Un premier accerchiato. Dalle regioni del Nord, a partire dal Veneto, che vogliono accelerare i tempi della fase 2. Dall’opposizione che non molla la presa, e ieri c’è stata la manifestazione di Fratelli d’Italia sotto le finestre di Palazzo Chigi. E poi c’è il fuoco amico della sua maggioranza: da Pd a Italia Viva le stoccate si susseguono ogni ora. Giuseppe Conte in tour nei territori più colpiti dal coronavirus – con la mattinata passata a Genova per il nuovo ponte – prova a troncare e sopire. Ma il caos generato dall’ultimo Dpcm che entrerà in vigore il 4 maggio non abbandona mai il premier. Anche perché il Veneto continua a spingere: «Non escludo altre ordinanze», annuncia il leghista Luca Zaia, a proposito della possibilità che si allarghino di nuovo le maglie. Come nel caso per esempio delle messe. Una fuga in avanti che trova però lo stop del ministro Francesco Boccia. Il responsabile degli Affari regionali risponde a Zaia, ma manda un messaggio a tutti quei governatori che pensano di muoversi in autonomia, complice il caos normativo di queste ore: «Chi sbaglia si assumerà la responsabilità dell’aggravamento della condizione sanitaria del proprio territorio. Il governo, come ha fatto nella prima fase, continuerà ad indicare la rotta alle Regioni, con linee guida entro cui muoversi». Ma la gara a getta l’ordinanza più lontano che puoi ormai è partita. In Puglia, Michele Emiliano darà il via libera agli spostamenti regionali per la pesca amatoriale e la riparazione di imbarcazioni da diporto (da oggi) e la manutenzione delle seconde case (dal 4 maggio).
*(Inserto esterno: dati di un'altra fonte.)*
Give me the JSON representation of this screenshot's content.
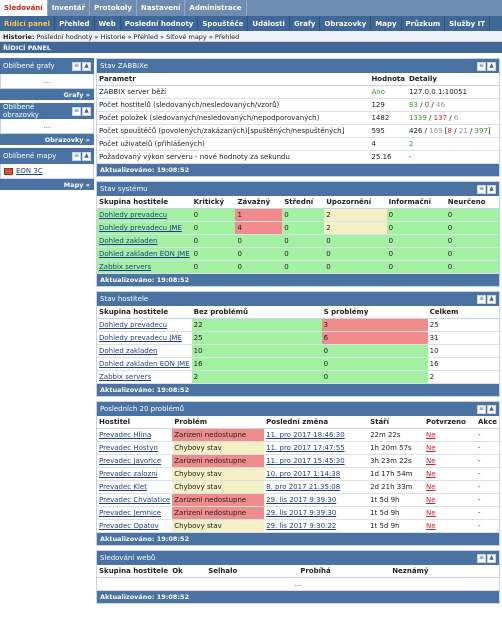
{
  "topnav": [
    "Sledování",
    "Inventář",
    "Protokoly",
    "Nastavení",
    "Administrace"
  ],
  "subnav": [
    "Řídicí panel",
    "Přehled",
    "Web",
    "Poslední hodnoty",
    "Spouštěče",
    "Události",
    "Grafy",
    "Obrazovky",
    "Mapy",
    "Průzkum",
    "Služby IT"
  ],
  "breadcrumb": {
    "label": "Historie:",
    "items": "Poslední hodnoty » Historie » Přehled » Síťové mapy » Přehled"
  },
  "page_title": "ŘÍDICÍ PANEL",
  "sidebar": {
    "graphs": {
      "title": "Oblíbené grafy",
      "body": "...",
      "footer": "Grafy »"
    },
    "screens": {
      "title": "Oblíbené obrazovky",
      "body": "...",
      "footer": "Obrazovky »"
    },
    "maps": {
      "title": "Oblíbené mapy",
      "link": "EON 3C",
      "footer": "Mapy »"
    }
  },
  "zabbix_status": {
    "title": "Stav ZABBIXe",
    "headers": [
      "Parametr",
      "Hodnota",
      "Detaily"
    ],
    "rows": [
      {
        "p": "ZABBIX server běží",
        "v": "Ano",
        "d": "127.0.0.1:10051"
      },
      {
        "p": "Počet hostitelů (sledovaných/nesledovaných/vzorů)",
        "v": "129",
        "d1": "83",
        "d2": "0",
        "d3": "46"
      },
      {
        "p": "Počet položek (sledovaných/nesledovaných/nepodporovaných)",
        "v": "1482",
        "d1": "1339",
        "d2": "137",
        "d3": "6"
      },
      {
        "p": "Počet spouštěčů (povolených/zakázaných)[spuštěných/nespuštěných]",
        "v": "595",
        "d1": "426",
        "d2": "169",
        "d3": "8",
        "d4": "21",
        "d5": "397"
      },
      {
        "p": "Počet uživatelů (přihlášených)",
        "v": "4",
        "d": "2"
      },
      {
        "p": "Požadovaný výkon serveru - nové hodnoty za sekundu",
        "v": "25.16",
        "d": "-"
      }
    ],
    "updated": "Aktualizováno: 19:08:52"
  },
  "system_status": {
    "title": "Stav systému",
    "headers": [
      "Skupina hostitele",
      "Kritický",
      "Závažný",
      "Střední",
      "Upozornění",
      "Informační",
      "Neurčeno"
    ],
    "rows": [
      [
        "Dohledy prevadecu",
        "0",
        "1",
        "0",
        "2",
        "0",
        "0"
      ],
      [
        "Dohledy prevadecu JME",
        "0",
        "4",
        "0",
        "2",
        "0",
        "0"
      ],
      [
        "Dohled zakladen",
        "0",
        "0",
        "0",
        "0",
        "0",
        "0"
      ],
      [
        "Dohled zakladen EON JME",
        "0",
        "0",
        "0",
        "0",
        "0",
        "0"
      ],
      [
        "Zabbix servers",
        "0",
        "0",
        "0",
        "0",
        "0",
        "0"
      ]
    ],
    "updated": "Aktualizováno: 19:08:52"
  },
  "host_status": {
    "title": "Stav hostitele",
    "headers": [
      "Skupina hostitele",
      "Bez problémů",
      "S problémy",
      "Celkem"
    ],
    "rows": [
      [
        "Dohledy prevadecu",
        "22",
        "3",
        "25"
      ],
      [
        "Dohledy prevadecu JME",
        "25",
        "6",
        "31"
      ],
      [
        "Dohled zakladen",
        "10",
        "0",
        "10"
      ],
      [
        "Dohled zakladen EON JME",
        "16",
        "0",
        "16"
      ],
      [
        "Zabbix servers",
        "2",
        "0",
        "2"
      ]
    ],
    "updated": "Aktualizováno: 19:08:52"
  },
  "last_problems": {
    "title": "Posledních 20 problémů",
    "headers": [
      "Hostitel",
      "Problém",
      "Poslední změna",
      "Stáří",
      "Potvrzeno",
      "Akce"
    ],
    "rows": [
      [
        "Prevadec Hlina",
        "Zarizeni nedostupne",
        "11. pro 2017 18:46:30",
        "22m 22s",
        "Ne",
        "-"
      ],
      [
        "Prevadec Hostyn",
        "Chybovy stav",
        "11. pro 2017 17:47:55",
        "1h 20m 57s",
        "Ne",
        "-"
      ],
      [
        "Prevadec Javorice",
        "Zarizeni nedostupne",
        "11. pro 2017 15:45:30",
        "3h 23m 22s",
        "Ne",
        "-"
      ],
      [
        "Prevadec zalozni",
        "Chybovy stav",
        "10. pro 2017 1:14:38",
        "1d 17h 54m",
        "Ne",
        "-"
      ],
      [
        "Prevadec Klet",
        "Chybovy stav",
        "8. pro 2017 21:35:08",
        "2d 21h 33m",
        "Ne",
        "-"
      ],
      [
        "Prevadec Chvalatice",
        "Zarizeni nedostupne",
        "29. lis 2017 9:39:30",
        "1t 5d 9h",
        "Ne",
        "-"
      ],
      [
        "Prevadec Jemnice",
        "Zarizeni nedostupne",
        "29. lis 2017 9:39:30",
        "1t 5d 9h",
        "Ne",
        "-"
      ],
      [
        "Prevadec Opatov",
        "Chybovy stav",
        "29. lis 2017 9:30:22",
        "1t 5d 9h",
        "Ne",
        "-"
      ]
    ],
    "severity": [
      "high",
      "avg",
      "high",
      "avg",
      "avg",
      "high",
      "high",
      "avg"
    ],
    "updated": "Aktualizováno: 19:08:52"
  },
  "web_monitoring": {
    "title": "Sledování webů",
    "headers": [
      "Skupina hostitele",
      "Ok",
      "Selhalo",
      "Probíhá",
      "Neznámý"
    ],
    "body": "...",
    "updated": "Aktualizováno: 19:08:52"
  },
  "colors": {
    "ok": "#a3f0a3",
    "problem": "#f08c8c",
    "warning": "#f3f0c6",
    "header": "#4a73a3"
  }
}
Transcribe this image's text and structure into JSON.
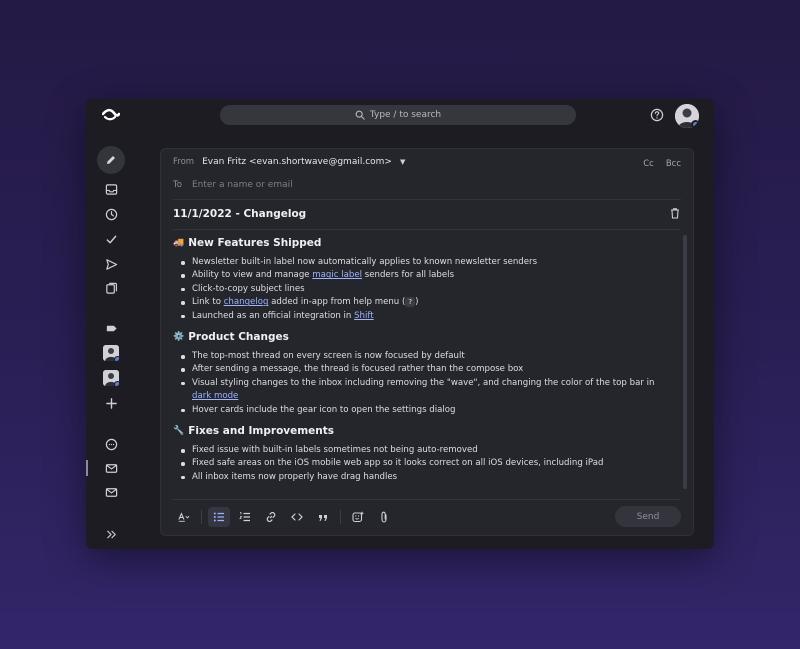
{
  "topbar": {
    "search_placeholder": "Type / to search",
    "help_icon": "help-circle-icon",
    "avatar": "user-avatar"
  },
  "sidebar": {
    "items": [
      {
        "name": "compose",
        "icon": "pencil-icon"
      },
      {
        "name": "inbox",
        "icon": "inbox-icon"
      },
      {
        "name": "snoozed",
        "icon": "clock-icon"
      },
      {
        "name": "done",
        "icon": "check-icon"
      },
      {
        "name": "sent",
        "icon": "send-icon"
      },
      {
        "name": "drafts",
        "icon": "drafts-icon"
      },
      {
        "name": "labels",
        "icon": "label-icon"
      },
      {
        "name": "contact-1",
        "icon": "avatar"
      },
      {
        "name": "contact-2",
        "icon": "avatar"
      },
      {
        "name": "add",
        "icon": "plus-icon"
      },
      {
        "name": "chat",
        "icon": "chat-icon"
      },
      {
        "name": "mail-1",
        "icon": "mail-icon"
      },
      {
        "name": "mail-2",
        "icon": "mail-icon"
      },
      {
        "name": "expand",
        "icon": "double-chevron-right-icon"
      }
    ]
  },
  "compose": {
    "from_label": "From",
    "from_value": "Evan Fritz <evan.shortwave@gmail.com>",
    "cc_label": "Cc",
    "bcc_label": "Bcc",
    "to_label": "To",
    "to_placeholder": "Enter a name or email",
    "subject": "11/1/2022 - Changelog",
    "sections": [
      {
        "emoji": "🚚",
        "title": "New Features Shipped",
        "items": [
          {
            "pre": "Newsletter built-in label now automatically applies to known newsletter senders"
          },
          {
            "pre": "Ability to view and manage ",
            "link": "magic label",
            "post": " senders for all labels"
          },
          {
            "pre": "Click-to-copy subject lines"
          },
          {
            "pre": "Link to ",
            "link": "changelog",
            "post": " added in-app from help menu (",
            "kbd": "?",
            "post2": ")"
          },
          {
            "pre": "Launched as an official integration in ",
            "link": "Shift"
          }
        ]
      },
      {
        "emoji": "⚙️",
        "title": "Product Changes",
        "items": [
          {
            "pre": "The top-most thread on every screen is now focused by default"
          },
          {
            "pre": "After sending a message, the thread is focused rather than the compose box"
          },
          {
            "pre": "Visual styling changes to the inbox including removing the \"wave\", and changing the color of the top bar in ",
            "link": "dark mode"
          },
          {
            "pre": "Hover cards include the gear icon to open the settings dialog"
          }
        ]
      },
      {
        "emoji": "🔧",
        "title": "Fixes and Improvements",
        "items": [
          {
            "pre": "Fixed issue with built-in labels sometimes not being auto-removed"
          },
          {
            "pre": "Fixed safe areas on the iOS mobile web app so it looks correct on all iOS devices, including iPad"
          },
          {
            "pre": "All inbox items now properly have drag handles"
          }
        ]
      }
    ],
    "send_label": "Send"
  },
  "colors": {
    "background": "#2a1f55",
    "app": "#1c1c22",
    "compose": "#25252c",
    "link": "#9bb4ff"
  }
}
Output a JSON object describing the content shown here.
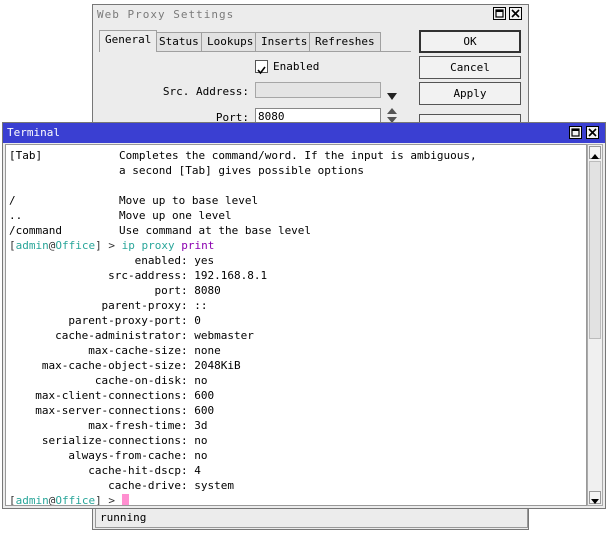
{
  "proxy_window": {
    "title": "Web Proxy Settings",
    "tabs": [
      "General",
      "Status",
      "Lookups",
      "Inserts",
      "Refreshes"
    ],
    "enabled_label": "Enabled",
    "enabled_checked": true,
    "src_address_label": "Src. Address:",
    "src_address_value": "",
    "port_label": "Port:",
    "port_value": "8080",
    "buttons": {
      "ok": "OK",
      "cancel": "Cancel",
      "apply": "Apply"
    },
    "status": "running"
  },
  "terminal": {
    "title": "Terminal",
    "help": [
      {
        "key": "[Tab]",
        "desc": "Completes the command/word. If the input is ambiguous,"
      },
      {
        "key": "",
        "desc": "a second [Tab] gives possible options"
      },
      {
        "key": "",
        "desc": ""
      },
      {
        "key": "/",
        "desc": "Move up to base level"
      },
      {
        "key": "..",
        "desc": "Move up one level"
      },
      {
        "key": "/command",
        "desc": "Use command at the base level"
      }
    ],
    "prompt": {
      "user": "admin",
      "host": "Office",
      "cmd_path": "ip proxy",
      "cmd": "print"
    },
    "output": [
      {
        "key": "enabled",
        "value": "yes"
      },
      {
        "key": "src-address",
        "value": "192.168.8.1"
      },
      {
        "key": "port",
        "value": "8080"
      },
      {
        "key": "parent-proxy",
        "value": "::"
      },
      {
        "key": "parent-proxy-port",
        "value": "0"
      },
      {
        "key": "cache-administrator",
        "value": "webmaster"
      },
      {
        "key": "max-cache-size",
        "value": "none"
      },
      {
        "key": "max-cache-object-size",
        "value": "2048KiB"
      },
      {
        "key": "cache-on-disk",
        "value": "no"
      },
      {
        "key": "max-client-connections",
        "value": "600"
      },
      {
        "key": "max-server-connections",
        "value": "600"
      },
      {
        "key": "max-fresh-time",
        "value": "3d"
      },
      {
        "key": "serialize-connections",
        "value": "no"
      },
      {
        "key": "always-from-cache",
        "value": "no"
      },
      {
        "key": "cache-hit-dscp",
        "value": "4"
      },
      {
        "key": "cache-drive",
        "value": "system"
      }
    ]
  }
}
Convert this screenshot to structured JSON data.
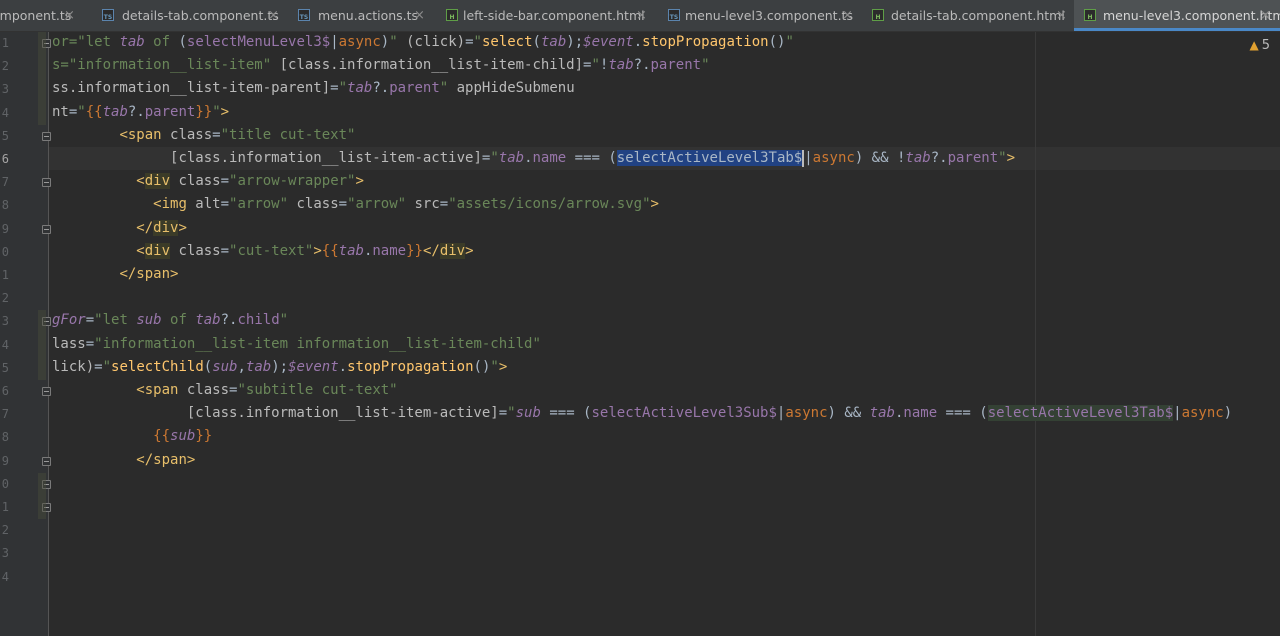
{
  "tabs": [
    {
      "label": "omponent.ts",
      "type": "ts",
      "close": "×",
      "active": false
    },
    {
      "label": "details-tab.component.ts",
      "type": "ts",
      "close": "×",
      "active": false
    },
    {
      "label": "menu.actions.ts",
      "type": "ts",
      "close": "×",
      "active": false
    },
    {
      "label": "left-side-bar.component.html",
      "type": "html",
      "close": "×",
      "active": false
    },
    {
      "label": "menu-level3.component.ts",
      "type": "ts",
      "close": "×",
      "active": false
    },
    {
      "label": "details-tab.component.html",
      "type": "html",
      "close": "×",
      "active": false
    },
    {
      "label": "menu-level3.component.html",
      "type": "html",
      "close": "×",
      "active": true
    }
  ],
  "icon_text": {
    "ts": "TS",
    "html": "H"
  },
  "inspection": {
    "icon": "warning-icon",
    "count": "5"
  },
  "line_numbers": [
    "1",
    "2",
    "3",
    "4",
    "5",
    "6",
    "7",
    "8",
    "9",
    "0",
    "1",
    "2",
    "3",
    "4",
    "5",
    "6",
    "7",
    "8",
    "9",
    "0",
    "1",
    "2",
    "3",
    "4"
  ],
  "code_lines": [
    [
      [
        "str",
        "or=\"let "
      ],
      [
        "var",
        "tab"
      ],
      [
        "str",
        " of "
      ],
      [
        "plain",
        "("
      ],
      [
        "prop",
        "selectMenuLevel3$"
      ],
      [
        "plain",
        "|"
      ],
      [
        "kw",
        "async"
      ],
      [
        "plain",
        ")"
      ],
      [
        "str",
        "\""
      ],
      [
        "attr",
        " (click)"
      ],
      [
        "plain",
        "="
      ],
      [
        "str",
        "\""
      ],
      [
        "fn",
        "select"
      ],
      [
        "plain",
        "("
      ],
      [
        "var",
        "tab"
      ],
      [
        "plain",
        ");"
      ],
      [
        "var",
        "$event"
      ],
      [
        "plain",
        "."
      ],
      [
        "fn",
        "stopPropagation"
      ],
      [
        "plain",
        "()"
      ],
      [
        "str",
        "\""
      ]
    ],
    [
      [
        "str",
        "s=\"information__list-item\""
      ],
      [
        "attr",
        " [class.information__list-item-child]"
      ],
      [
        "plain",
        "="
      ],
      [
        "str",
        "\""
      ],
      [
        "plain",
        "!"
      ],
      [
        "var",
        "tab"
      ],
      [
        "plain",
        "?."
      ],
      [
        "prop",
        "parent"
      ],
      [
        "str",
        "\""
      ]
    ],
    [
      [
        "attr",
        "ss.information__list-item-parent]"
      ],
      [
        "plain",
        "="
      ],
      [
        "str",
        "\""
      ],
      [
        "var",
        "tab"
      ],
      [
        "plain",
        "?."
      ],
      [
        "prop",
        "parent"
      ],
      [
        "str",
        "\""
      ],
      [
        "attr",
        " appHideSubmenu"
      ]
    ],
    [
      [
        "attr",
        "nt"
      ],
      [
        "plain",
        "="
      ],
      [
        "str",
        "\""
      ],
      [
        "kw",
        "{{"
      ],
      [
        "var",
        "tab"
      ],
      [
        "plain",
        "?."
      ],
      [
        "prop",
        "parent"
      ],
      [
        "kw",
        "}}"
      ],
      [
        "str",
        "\""
      ],
      [
        "tag",
        ">"
      ]
    ],
    [
      [
        "plain",
        "        "
      ],
      [
        "tag",
        "<span"
      ],
      [
        "attr",
        " class"
      ],
      [
        "plain",
        "="
      ],
      [
        "str",
        "\"title cut-text\""
      ]
    ],
    [
      [
        "plain",
        "              "
      ],
      [
        "attr",
        "[class.information__list-item-active]"
      ],
      [
        "plain",
        "="
      ],
      [
        "str",
        "\""
      ],
      [
        "var",
        "tab"
      ],
      [
        "plain",
        "."
      ],
      [
        "prop",
        "name"
      ],
      [
        "plain",
        " === ("
      ],
      [
        "sel",
        "selectActiveLevel3Tab$"
      ],
      [
        "caret",
        ""
      ],
      [
        "plain",
        "|"
      ],
      [
        "kw",
        "async"
      ],
      [
        "plain",
        ") && !"
      ],
      [
        "var",
        "tab"
      ],
      [
        "plain",
        "?."
      ],
      [
        "prop",
        "parent"
      ],
      [
        "str",
        "\""
      ],
      [
        "tag",
        ">"
      ]
    ],
    [
      [
        "plain",
        "          "
      ],
      [
        "tag",
        "<"
      ],
      [
        "tagbg",
        "div"
      ],
      [
        "attr",
        " class"
      ],
      [
        "plain",
        "="
      ],
      [
        "str",
        "\"arrow-wrapper\""
      ],
      [
        "tag",
        ">"
      ]
    ],
    [
      [
        "plain",
        "            "
      ],
      [
        "tag",
        "<img"
      ],
      [
        "attr",
        " alt"
      ],
      [
        "plain",
        "="
      ],
      [
        "str",
        "\"arrow\""
      ],
      [
        "attr",
        " class"
      ],
      [
        "plain",
        "="
      ],
      [
        "str",
        "\"arrow\""
      ],
      [
        "attr",
        " src"
      ],
      [
        "plain",
        "="
      ],
      [
        "str",
        "\"assets/icons/arrow.svg\""
      ],
      [
        "tag",
        ">"
      ]
    ],
    [
      [
        "plain",
        "          "
      ],
      [
        "tag",
        "</"
      ],
      [
        "tagbg",
        "div"
      ],
      [
        "tag",
        ">"
      ]
    ],
    [
      [
        "plain",
        "          "
      ],
      [
        "tag",
        "<"
      ],
      [
        "tagbg",
        "div"
      ],
      [
        "attr",
        " class"
      ],
      [
        "plain",
        "="
      ],
      [
        "str",
        "\"cut-text\""
      ],
      [
        "tag",
        ">"
      ],
      [
        "kw",
        "{{"
      ],
      [
        "var",
        "tab"
      ],
      [
        "plain",
        "."
      ],
      [
        "prop",
        "name"
      ],
      [
        "kw",
        "}}"
      ],
      [
        "tag",
        "</"
      ],
      [
        "tagbg",
        "div"
      ],
      [
        "tag",
        ">"
      ]
    ],
    [
      [
        "plain",
        "        "
      ],
      [
        "tag",
        "</span>"
      ]
    ],
    [
      [
        "plain",
        ""
      ]
    ],
    [
      [
        "var",
        "gFor"
      ],
      [
        "plain",
        "="
      ],
      [
        "str",
        "\"let "
      ],
      [
        "var",
        "sub"
      ],
      [
        "str",
        " of "
      ],
      [
        "var",
        "tab"
      ],
      [
        "plain",
        "?."
      ],
      [
        "prop",
        "child"
      ],
      [
        "str",
        "\""
      ]
    ],
    [
      [
        "attr",
        "lass"
      ],
      [
        "plain",
        "="
      ],
      [
        "str",
        "\"information__list-item information__list-item-child\""
      ]
    ],
    [
      [
        "attr",
        "lick)"
      ],
      [
        "plain",
        "="
      ],
      [
        "str",
        "\""
      ],
      [
        "fn",
        "selectChild"
      ],
      [
        "plain",
        "("
      ],
      [
        "var",
        "sub"
      ],
      [
        "plain",
        ","
      ],
      [
        "var",
        "tab"
      ],
      [
        "plain",
        ");"
      ],
      [
        "var",
        "$event"
      ],
      [
        "plain",
        "."
      ],
      [
        "fn",
        "stopPropagation"
      ],
      [
        "plain",
        "()"
      ],
      [
        "str",
        "\""
      ],
      [
        "tag",
        ">"
      ]
    ],
    [
      [
        "plain",
        "          "
      ],
      [
        "tag",
        "<span"
      ],
      [
        "attr",
        " class"
      ],
      [
        "plain",
        "="
      ],
      [
        "str",
        "\"subtitle cut-text\""
      ]
    ],
    [
      [
        "plain",
        "                "
      ],
      [
        "attr",
        "[class.information__list-item-active]"
      ],
      [
        "plain",
        "="
      ],
      [
        "str",
        "\""
      ],
      [
        "var",
        "sub"
      ],
      [
        "plain",
        " === ("
      ],
      [
        "prop",
        "selectActiveLevel3Sub$"
      ],
      [
        "plain",
        "|"
      ],
      [
        "kw",
        "async"
      ],
      [
        "plain",
        ") && "
      ],
      [
        "var",
        "tab"
      ],
      [
        "plain",
        "."
      ],
      [
        "prop",
        "name"
      ],
      [
        "plain",
        " === ("
      ],
      [
        "usage",
        "selectActiveLevel3Tab$"
      ],
      [
        "plain",
        "|"
      ],
      [
        "kw",
        "async"
      ],
      [
        "plain",
        ")"
      ]
    ],
    [
      [
        "plain",
        "            "
      ],
      [
        "kw",
        "{{"
      ],
      [
        "var",
        "sub"
      ],
      [
        "kw",
        "}}"
      ]
    ],
    [
      [
        "plain",
        "          "
      ],
      [
        "tag",
        "</span>"
      ]
    ]
  ]
}
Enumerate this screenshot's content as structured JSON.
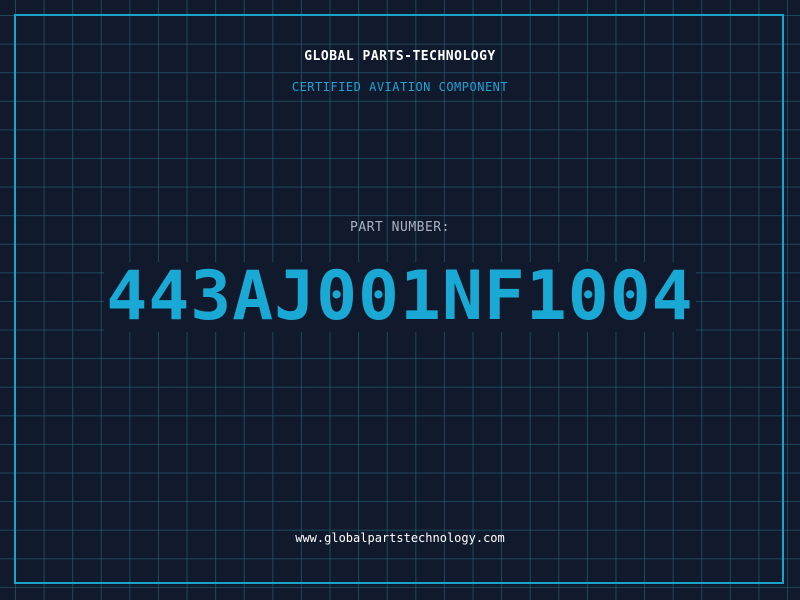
{
  "header": {
    "company": "GLOBAL PARTS-TECHNOLOGY",
    "subtitle": "CERTIFIED AVIATION COMPONENT"
  },
  "part": {
    "label": "PART NUMBER:",
    "number": "443AJ001NF1004"
  },
  "footer": {
    "website": "www.globalpartstechnology.com"
  },
  "colors": {
    "background": "#111a2c",
    "grid": "#266e82",
    "frame": "#1aa3c9",
    "accent": "#1aa8d4",
    "title": "#ffffff",
    "label": "#aab3c2"
  }
}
Accelerazioni anche sul cibo da asporto (e non è l’unica regione). Ormai è così ovunque: dalla Marche al Trentino. E anche Stefano Bonaccini, presidente dell’Emilia Romagna, ammette: «Non possiamo continuare a tener chiuso il Paese». Sempre Boccia fa trapelare un’altra novità: dal 18 maggio ci saranno concessioni e dunque aperture differenziate a seconda dei territori. E dunque a fare la differenza sarà l’ormai famoso indice di contagio R0. Un modo per placare i malumori di chi vive in territori con una curva epidemiologica molto bassa, ma anche una prospettiva che porterà di fatto a un nuovo Dpcm. E quindi altre polemiche. In questo braccio di ferro Conte prova ad alzare la voce: «Chi sbaglierà pagherà». Riferendosi cioè alle Regioni che dal 4 maggio potrebbero veder risalire il numero dei malati di Covid-19. In questo scenario Conte passa la seconda giornata lontano dalla Capitale cercando di rispondere alle critiche dei sindaci dei Comuni dove scattarono le prime zone rosse: «È stata una grande sfida, mai avvenuta dal dopoguerra», dice. Intorno al presidente del Consiglio c’è una maggioranza che inizia – eccetto il M5S – a dare segnali di insofferenza. Matteo Renzi (e tutta Italia Viva) lo accusa di «non rispettare la Costituzione, di negare la libertà, di non sottoporsi da tempo a un voto delle Camere». Renzi evoca «tempi bui». Un affondo che fa il paio con le dichiarazioni della presidente della Consulta Marta Cartabia: «La nostra Costituzione non contempla un diritto speciale per lo stato di emergenza». Parole contenute nella relazione sull’attività della Corte costituzionale del 2019, ma che vengono subito utilizzate dai mille fronti che attaccano Palazzo Chigi.
Il Pd con il segretario Nicola Zingaretti prova a tenere la barra dritta dell’esecutivo, anche se a fine serata Andrea Marcucci, capogruppo dem in Senato, non usa mezzi termini: «Credo che Conte abbia sbagliato sul crono programma della fase due. La riapertura di bar e ristoranti il 1° giugno temo sia troppo lontana, il Dpcm scade il 17 maggio, lasciamoci lo spazio per decidere di volta in volta se ci sono margini per aprire prima». E oggi alle 12 nuovo round tra Governo e Regioni.